Unveiling the superconducting mechanism of Ba_(0.51)K_(0.49)BiO₃

Bismuthates were the first family of oxide high-temperature superconductors, exhibiting superconducting transition temperatures (Tc) up to 32K, but the superconducting mechanism remains under debate despite more than 30 years of extensive research. Our angle-resolved photoemission spectroscopy studies on Ba$_{0.51}$K$_{0.49}$BiO$_3$ reveal an unexpectedly 34% larger bandwidth than in conventional density functional theory calculations.

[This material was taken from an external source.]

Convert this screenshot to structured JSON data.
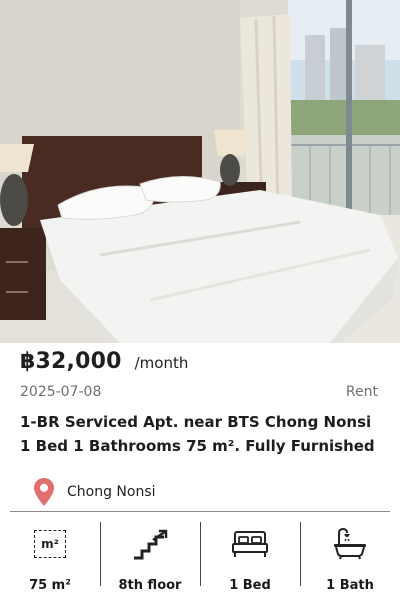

This can be reproduced by calculations that fully account for long-range Coulomb interactions --- the first direct demonstration of bandwidth expansion due to the Fock exchange term, a long-accepted and yet uncorroborated fundamental effect in many body physics. Furthermore, we observe an isotropic superconducting gap with 2\Delta$_0$/k$_B$ T$_c$ = 3.51 $\pm$ 0.05, and strong electron-phonon interactions with a coupling constant \lambda$\sim$ 1.3 $\pm$ 0.2. These findings solve a long-standing mystery --- Ba$_{0.51}$K$_{0.49}$BiO$_3$ is an extraordinary Bardeen-Cooper-Schrieffer (BCS) superconductor, where long-range Coulomb interactions expand the bandwidth, enhance electron-phonon coupling, and generate the high Tc. Such effects will also be critical for finding new superconductors.